Sexta-feira, 21 de junho de 2024

Sexta-feira, 21 de junho de 2024

Voltar Em declaração conjunta, Venezuela e Guiana se comprometem a não usar a força uma contra a outra

Os presidentes da Venezuela, Nicolás Maduro, e da Guiana, Irfaan Ali, assinaram uma declaração conjunta em que os dois países se comprometem a não usar a força um contra o outro – direta ou indiretamente –, em nenhuma circunstância. O documento deixa claro que nem a controvérsia sobre a atual fronteira entre as duas nações poderá ser motivo para agressões mútuas. 

Guiana e Venezuela se comprometeram ainda que irão se abster de intensificar,  por palavras ou ações, qualquer conflito ou desacordo entre as duas nações e que qualquer incidente eventual entre os dois países será imediatamente levado à Comunidade de Estados Latino-Americanos e Caribenhos (Celac), à Comunidade Caribenha (Caricom) e ao presidente do Brasil, Luiz Inácio Lula da Silva, para que seja contido e revertido e que tenha sua recorrência prevenida.

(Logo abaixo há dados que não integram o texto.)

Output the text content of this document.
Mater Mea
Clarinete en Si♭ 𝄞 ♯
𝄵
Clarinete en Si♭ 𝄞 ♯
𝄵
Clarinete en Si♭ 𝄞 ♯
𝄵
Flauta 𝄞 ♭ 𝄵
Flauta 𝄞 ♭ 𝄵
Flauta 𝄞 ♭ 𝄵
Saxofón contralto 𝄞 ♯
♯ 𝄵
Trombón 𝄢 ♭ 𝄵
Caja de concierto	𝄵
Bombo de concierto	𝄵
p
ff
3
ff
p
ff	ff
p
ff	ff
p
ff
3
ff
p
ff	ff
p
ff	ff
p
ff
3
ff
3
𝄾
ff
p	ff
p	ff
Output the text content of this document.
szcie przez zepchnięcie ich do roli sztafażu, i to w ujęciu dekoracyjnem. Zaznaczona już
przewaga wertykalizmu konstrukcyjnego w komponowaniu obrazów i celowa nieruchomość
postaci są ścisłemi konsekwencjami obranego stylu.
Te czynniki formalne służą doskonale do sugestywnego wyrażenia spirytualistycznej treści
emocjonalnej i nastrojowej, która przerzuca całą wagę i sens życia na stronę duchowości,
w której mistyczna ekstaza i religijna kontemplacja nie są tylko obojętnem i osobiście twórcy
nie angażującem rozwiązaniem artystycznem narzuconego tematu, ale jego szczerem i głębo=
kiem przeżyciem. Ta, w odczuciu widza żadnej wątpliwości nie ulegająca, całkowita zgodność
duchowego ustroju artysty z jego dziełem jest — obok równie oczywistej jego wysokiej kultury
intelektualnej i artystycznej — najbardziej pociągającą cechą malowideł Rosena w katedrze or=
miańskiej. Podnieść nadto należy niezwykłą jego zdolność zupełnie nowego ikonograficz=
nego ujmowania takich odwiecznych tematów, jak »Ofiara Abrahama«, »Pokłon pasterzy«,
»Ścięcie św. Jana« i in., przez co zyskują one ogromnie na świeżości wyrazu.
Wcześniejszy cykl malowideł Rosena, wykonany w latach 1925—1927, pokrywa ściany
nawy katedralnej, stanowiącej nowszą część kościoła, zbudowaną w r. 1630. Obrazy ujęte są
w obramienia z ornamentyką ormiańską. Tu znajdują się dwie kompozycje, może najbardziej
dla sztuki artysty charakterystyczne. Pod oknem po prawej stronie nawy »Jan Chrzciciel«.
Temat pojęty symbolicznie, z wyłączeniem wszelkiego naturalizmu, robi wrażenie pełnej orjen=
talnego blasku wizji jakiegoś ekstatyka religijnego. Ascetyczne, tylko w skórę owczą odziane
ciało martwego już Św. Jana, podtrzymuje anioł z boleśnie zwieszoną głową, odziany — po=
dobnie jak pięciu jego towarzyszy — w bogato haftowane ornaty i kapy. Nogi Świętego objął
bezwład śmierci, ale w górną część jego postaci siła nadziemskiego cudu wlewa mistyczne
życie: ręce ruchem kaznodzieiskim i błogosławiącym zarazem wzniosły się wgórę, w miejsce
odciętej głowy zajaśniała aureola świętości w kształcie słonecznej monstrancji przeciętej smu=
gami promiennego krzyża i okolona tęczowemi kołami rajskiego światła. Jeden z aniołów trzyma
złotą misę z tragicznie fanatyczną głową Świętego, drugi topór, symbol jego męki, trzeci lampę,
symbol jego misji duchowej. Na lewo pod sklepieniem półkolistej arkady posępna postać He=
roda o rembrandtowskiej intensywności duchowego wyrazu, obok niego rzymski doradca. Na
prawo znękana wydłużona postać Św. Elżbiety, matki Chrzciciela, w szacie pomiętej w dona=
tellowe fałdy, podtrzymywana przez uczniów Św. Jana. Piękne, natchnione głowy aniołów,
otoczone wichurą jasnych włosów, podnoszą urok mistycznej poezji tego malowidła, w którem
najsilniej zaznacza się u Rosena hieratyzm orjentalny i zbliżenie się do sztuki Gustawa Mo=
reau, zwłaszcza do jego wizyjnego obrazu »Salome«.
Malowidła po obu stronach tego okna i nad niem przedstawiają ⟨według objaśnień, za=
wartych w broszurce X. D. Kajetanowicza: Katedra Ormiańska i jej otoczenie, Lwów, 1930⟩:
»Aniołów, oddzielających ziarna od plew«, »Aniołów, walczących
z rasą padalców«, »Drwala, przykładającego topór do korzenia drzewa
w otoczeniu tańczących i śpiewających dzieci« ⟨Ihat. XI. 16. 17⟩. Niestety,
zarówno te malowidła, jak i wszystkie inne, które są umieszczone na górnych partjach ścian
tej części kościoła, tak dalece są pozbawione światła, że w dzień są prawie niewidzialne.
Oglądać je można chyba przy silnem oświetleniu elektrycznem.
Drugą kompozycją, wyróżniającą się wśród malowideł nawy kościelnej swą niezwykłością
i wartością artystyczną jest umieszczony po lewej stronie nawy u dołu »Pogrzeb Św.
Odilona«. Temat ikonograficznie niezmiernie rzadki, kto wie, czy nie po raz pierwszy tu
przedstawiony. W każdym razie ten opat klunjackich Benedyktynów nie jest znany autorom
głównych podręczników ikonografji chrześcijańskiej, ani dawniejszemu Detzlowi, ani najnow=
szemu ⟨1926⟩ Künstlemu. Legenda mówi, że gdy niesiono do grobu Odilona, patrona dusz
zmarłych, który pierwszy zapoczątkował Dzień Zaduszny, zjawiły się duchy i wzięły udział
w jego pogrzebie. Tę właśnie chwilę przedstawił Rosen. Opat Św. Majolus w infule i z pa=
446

Os presidentes da Venezuela e da Guiana se reuniram na quinta-feira na ilha caribenha de São Vicente e Granadinas, cujo primeiro-ministro, Ralph Gonsalves, também é presidente temporário da Celac. A Venezuela quer anexar a região guianense de Essequibo ao seu território.

Mediação

A Celac, a Caricom e autoridades de vários países, incluindo o Brasil, que foi representado pelo assessor especial da Presidência da República, Celso Amorim, atuaram como mediadores da conversa entre Maduro e Ali.

A declaração divulgada também prevê que qualquer controvérsia entre os dois será resolvida por meio de leis internacionais, incluindo o Acordo de Genebra, assinado em fevereiro de 1966.

Os dois países se comprometem também com a boa vizinhança, a coexistência pacífica e a unidade latino-americana, mas deixam claro, no comunicado conjunto, que divergem em relação à legitimidade da Corte Internacional de Justiça como instância para decidir a controvérsia fronteiriça. Uma próxima reunião foi marcada para ser realizada no Brasil, no prazo de três meses.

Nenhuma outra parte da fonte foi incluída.